Third Sunday of Advent

December 13, 2020 Readings: Isa 61:1-2a, 10-11; 1 Thess 5:16-24; John 1:6-8, 19-28 Link to Lectionary

“Rejoice always!”

“Rejoice always” says Paul. Not just on Sundays, or weddings, or when we feel things are going well. Paul has a tendency to say what he means. “Rejoice always” is not “Rejoice when you feel up for it”.

Isaiah rejoices because “the Lord God will make justice and praise spring up before all the nations”. And, perhaps most dramatically, Mary also rejoices – our Responsorial Psalm today is not actually a psalm, but that extraordinary prophesy from Mary after she gets news of her baby – “My soul proclaims the greatness of the Lord; … He has mercy on those who fear him in every generation.” In the moments after her life is turned upside down by the knowledge that she is going to become an unmarried mother, an unimaginable shame in her time and society, she praises God in the same way as one of her great predecessors does.

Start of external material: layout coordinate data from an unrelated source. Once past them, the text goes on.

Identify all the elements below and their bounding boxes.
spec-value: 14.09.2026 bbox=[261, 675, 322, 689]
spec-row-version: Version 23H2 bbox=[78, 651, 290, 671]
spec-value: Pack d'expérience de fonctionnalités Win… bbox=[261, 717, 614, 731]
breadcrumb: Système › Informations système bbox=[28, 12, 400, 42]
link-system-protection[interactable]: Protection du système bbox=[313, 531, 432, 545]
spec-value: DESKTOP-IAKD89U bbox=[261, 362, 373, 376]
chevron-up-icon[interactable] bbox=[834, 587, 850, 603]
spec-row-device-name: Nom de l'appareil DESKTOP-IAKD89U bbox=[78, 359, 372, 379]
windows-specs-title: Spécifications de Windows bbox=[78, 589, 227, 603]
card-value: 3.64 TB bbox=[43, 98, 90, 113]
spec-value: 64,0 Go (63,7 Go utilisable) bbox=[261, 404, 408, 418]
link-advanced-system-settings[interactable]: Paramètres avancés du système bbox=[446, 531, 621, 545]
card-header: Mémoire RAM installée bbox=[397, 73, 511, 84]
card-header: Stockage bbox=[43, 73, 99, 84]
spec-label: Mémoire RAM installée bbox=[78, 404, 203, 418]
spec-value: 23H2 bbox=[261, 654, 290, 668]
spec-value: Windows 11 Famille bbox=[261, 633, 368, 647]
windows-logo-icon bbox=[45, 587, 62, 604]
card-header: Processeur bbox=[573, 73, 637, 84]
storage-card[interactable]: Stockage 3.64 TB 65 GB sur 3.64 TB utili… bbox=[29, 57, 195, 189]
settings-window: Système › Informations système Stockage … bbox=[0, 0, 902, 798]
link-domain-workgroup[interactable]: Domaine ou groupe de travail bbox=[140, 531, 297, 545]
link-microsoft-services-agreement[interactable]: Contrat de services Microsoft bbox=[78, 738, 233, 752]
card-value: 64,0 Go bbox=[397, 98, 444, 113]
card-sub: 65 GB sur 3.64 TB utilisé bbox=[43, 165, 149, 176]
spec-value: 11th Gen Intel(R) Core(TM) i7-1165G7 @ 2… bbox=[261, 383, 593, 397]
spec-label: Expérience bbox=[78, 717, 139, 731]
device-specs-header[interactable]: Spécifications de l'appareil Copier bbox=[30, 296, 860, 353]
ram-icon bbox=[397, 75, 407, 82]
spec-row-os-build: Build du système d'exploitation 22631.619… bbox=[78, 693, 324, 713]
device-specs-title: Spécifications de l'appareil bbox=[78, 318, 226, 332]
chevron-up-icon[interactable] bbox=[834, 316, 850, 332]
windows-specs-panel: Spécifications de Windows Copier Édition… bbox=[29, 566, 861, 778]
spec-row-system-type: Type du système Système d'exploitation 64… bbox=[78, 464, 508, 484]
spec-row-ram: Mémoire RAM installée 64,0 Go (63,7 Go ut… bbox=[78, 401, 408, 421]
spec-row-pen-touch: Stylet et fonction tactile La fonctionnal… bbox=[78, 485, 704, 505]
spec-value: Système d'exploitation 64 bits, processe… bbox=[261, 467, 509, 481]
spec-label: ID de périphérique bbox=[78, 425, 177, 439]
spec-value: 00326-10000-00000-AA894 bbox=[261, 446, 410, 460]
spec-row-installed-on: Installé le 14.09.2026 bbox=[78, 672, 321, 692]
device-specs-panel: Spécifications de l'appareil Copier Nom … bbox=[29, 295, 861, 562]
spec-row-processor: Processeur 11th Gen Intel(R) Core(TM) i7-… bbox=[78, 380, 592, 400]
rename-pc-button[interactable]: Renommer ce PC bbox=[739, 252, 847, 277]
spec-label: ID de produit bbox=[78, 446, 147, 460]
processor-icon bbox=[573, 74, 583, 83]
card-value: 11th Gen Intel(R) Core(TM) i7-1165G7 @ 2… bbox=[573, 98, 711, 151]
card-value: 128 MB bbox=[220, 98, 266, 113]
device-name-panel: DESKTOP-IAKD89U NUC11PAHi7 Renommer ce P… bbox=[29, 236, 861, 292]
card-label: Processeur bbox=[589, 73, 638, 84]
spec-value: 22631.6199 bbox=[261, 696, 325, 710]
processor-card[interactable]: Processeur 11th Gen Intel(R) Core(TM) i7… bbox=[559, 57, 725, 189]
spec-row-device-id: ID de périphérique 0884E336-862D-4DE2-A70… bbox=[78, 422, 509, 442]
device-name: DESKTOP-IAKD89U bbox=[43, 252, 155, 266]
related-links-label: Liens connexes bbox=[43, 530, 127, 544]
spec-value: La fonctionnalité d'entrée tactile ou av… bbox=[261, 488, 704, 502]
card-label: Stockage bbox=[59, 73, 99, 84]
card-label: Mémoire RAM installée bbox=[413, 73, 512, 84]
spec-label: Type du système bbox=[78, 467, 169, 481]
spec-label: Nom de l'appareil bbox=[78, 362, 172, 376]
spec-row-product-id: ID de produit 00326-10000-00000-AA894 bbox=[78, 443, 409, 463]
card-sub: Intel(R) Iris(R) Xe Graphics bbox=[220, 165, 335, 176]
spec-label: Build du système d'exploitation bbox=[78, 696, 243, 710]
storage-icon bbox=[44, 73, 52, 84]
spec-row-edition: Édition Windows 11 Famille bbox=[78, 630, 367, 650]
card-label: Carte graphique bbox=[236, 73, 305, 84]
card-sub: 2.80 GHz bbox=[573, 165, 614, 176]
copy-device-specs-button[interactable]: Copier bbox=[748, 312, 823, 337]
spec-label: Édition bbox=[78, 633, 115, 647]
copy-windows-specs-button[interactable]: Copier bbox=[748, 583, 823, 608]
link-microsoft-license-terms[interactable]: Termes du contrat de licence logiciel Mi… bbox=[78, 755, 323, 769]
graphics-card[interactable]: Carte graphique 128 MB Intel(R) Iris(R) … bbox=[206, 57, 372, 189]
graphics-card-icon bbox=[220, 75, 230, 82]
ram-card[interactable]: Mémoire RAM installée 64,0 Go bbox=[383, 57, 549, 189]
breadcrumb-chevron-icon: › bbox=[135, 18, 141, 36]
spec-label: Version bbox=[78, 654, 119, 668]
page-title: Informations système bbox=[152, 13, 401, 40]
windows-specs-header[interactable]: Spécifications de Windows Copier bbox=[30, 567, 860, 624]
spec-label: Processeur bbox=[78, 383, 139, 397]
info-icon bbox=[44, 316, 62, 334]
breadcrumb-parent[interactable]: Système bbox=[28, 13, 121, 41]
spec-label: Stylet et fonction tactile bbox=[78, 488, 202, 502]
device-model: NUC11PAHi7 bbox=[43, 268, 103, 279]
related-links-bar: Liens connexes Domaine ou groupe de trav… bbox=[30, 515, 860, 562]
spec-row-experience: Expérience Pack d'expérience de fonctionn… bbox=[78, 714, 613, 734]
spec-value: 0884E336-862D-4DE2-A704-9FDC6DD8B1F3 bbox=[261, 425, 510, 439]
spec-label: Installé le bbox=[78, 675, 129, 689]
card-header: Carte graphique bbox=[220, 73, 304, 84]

We very likely feel that it is absurd, even crazy, to rejoice in a time like the one we are going through. How can we possibly rejoice when we are overwhelmed with death, division, a sense of powerlessness, frustration, and maybe anger. How could Mary rejoice, how could Isaiah rejoice, how could Paul rejoice, how can people dying in hospital, in civil wars, in the time of plague, rejoice? How? How can we rejoice in such times?

Rejoice always.

Our rejoicing is not born from our feelings. Our feelings change, our circumstances change, our lives and all lives change. “Rejoice always” cannot be based on any of that. The always can only be based on a God who is always, for ever.

Because He shows himself to us, we gain the power to see that there is something beyond the frustration, the fear, the anger, even the death. Our rejoicing is not a response to or expression of our feelings, or if it is, that’s a bonus – it’s an act of will, it’s an acknowledgement that we can see, albeit through a dark glass, that our God is there always, that whatever circumstances we and our world find ourselves in, that “He has mercy on those who fear him in every generation.”

And that fear is not a fear to frighten us away, it is a fear of wonder, a fear that draws us forward, a fear that asks us to rediscover our joy, to reimagine our joy, to renew our joy. In that relationship there is only joy, not from anything we do, but because God takes joy in us, always. So we can rejoice always.